Aux abords de la gare d’Albigny-sur-Saône, une fresque sur un pan de mur annonce la présence dans les parages de Don Mateo, reconnaissable avec sa ligne graphique sur fond blanc. Rendant hommage à Kiki, une collègue enseignante décédée cette année, l’œuvre réalisée cet été par l’artiste urbain avait ému les habitants.
S’il a commencé à Lyon avec des collages sauvages faits de nuit, Don Mateo peint aujourd’hui au grand jour et sous l’adhésion des Albignolais·es, parmi lesquel·les il s’est installé en 2020 après la naissance de sa fille.

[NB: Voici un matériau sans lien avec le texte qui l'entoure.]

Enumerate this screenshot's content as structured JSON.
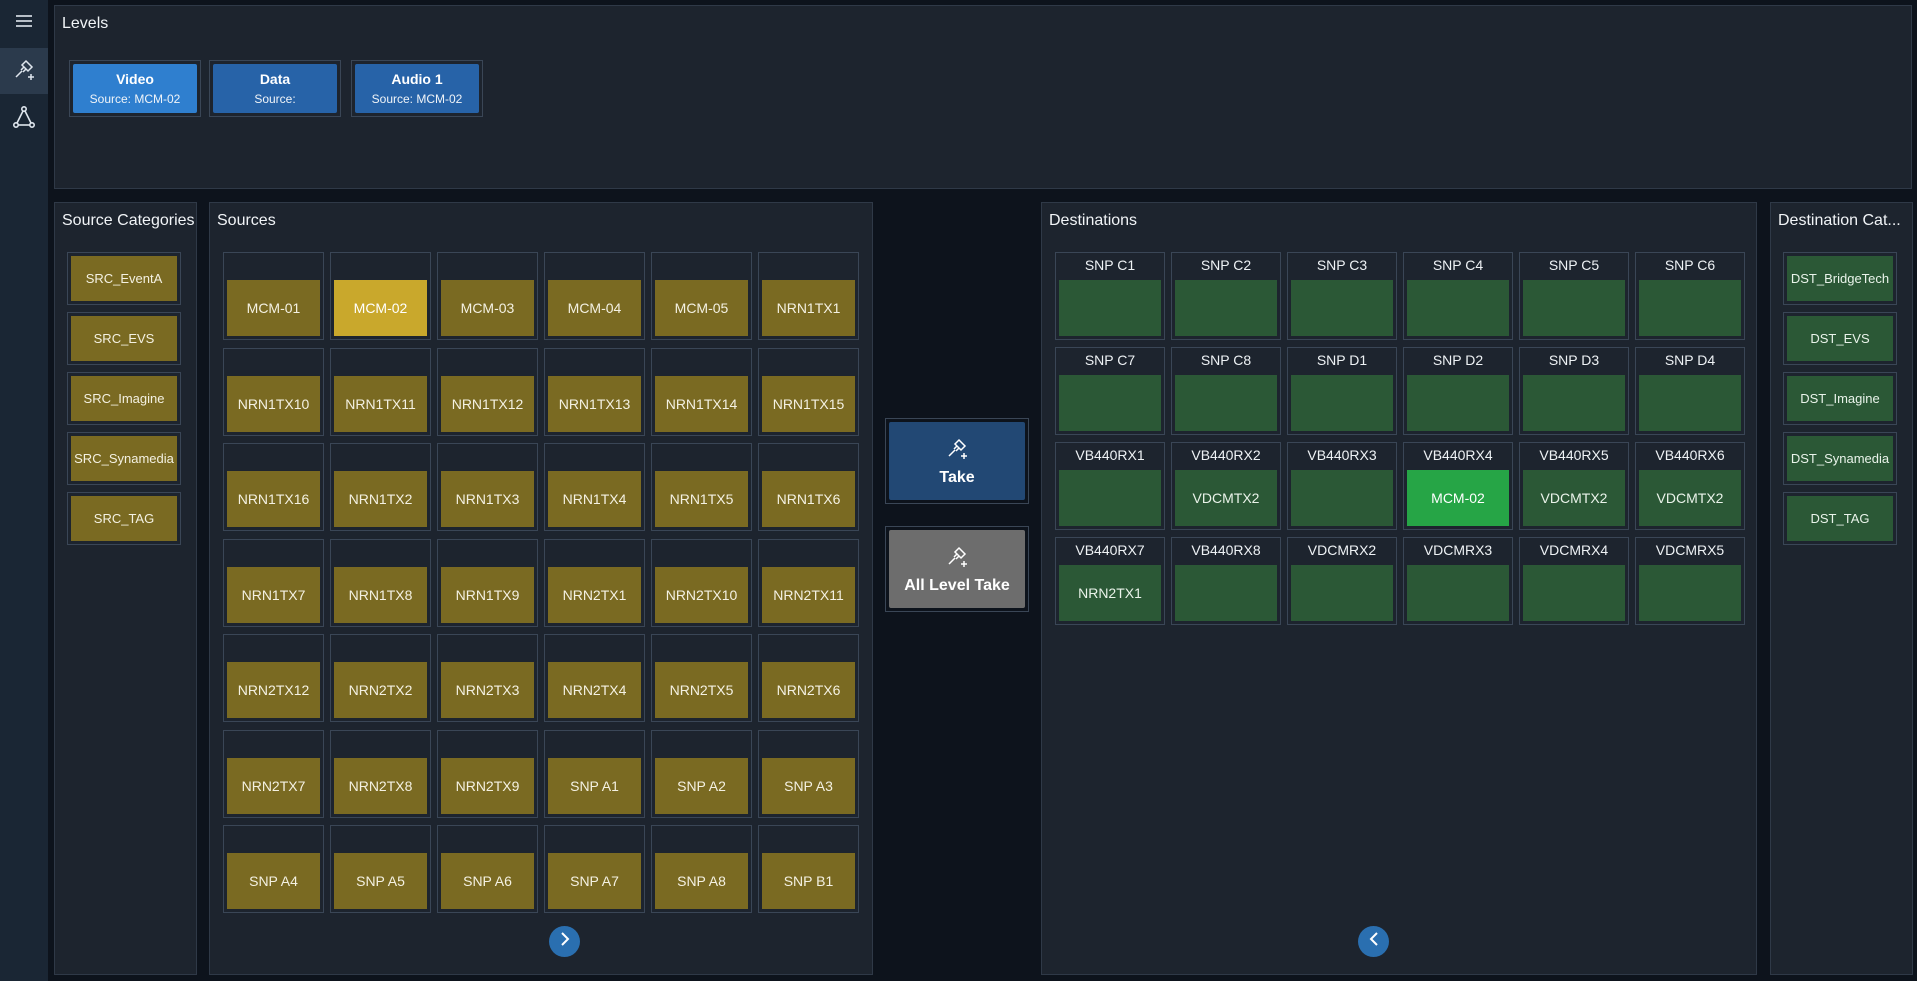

En face d’une école d’où résonnent les cris des enfants, il y a son atelier, où il crée trois jours par semaine, lorsqu’il n’enseigne pas les arts plastiques dans un collège de Saint-Didier-au-Mont-d’Or. « Ici, c’est un peu la grotte, c’est là où tout se passe, présente l’artiste en désignant les toiles entassées les unes sur les autres. Quand je commence à peindre, je ne sais plus ce qu’il se passe dehors.
Mais j’ai aussi besoin d’être connecté aux autres. Au collège, c’est plein de bruit et de monde, et très stimulant. » Un équilibre entre bazar fécond et concentration à l’image du personnage, qui cache derrière son calme et des réponses réfléchies une jeunesse moins sage.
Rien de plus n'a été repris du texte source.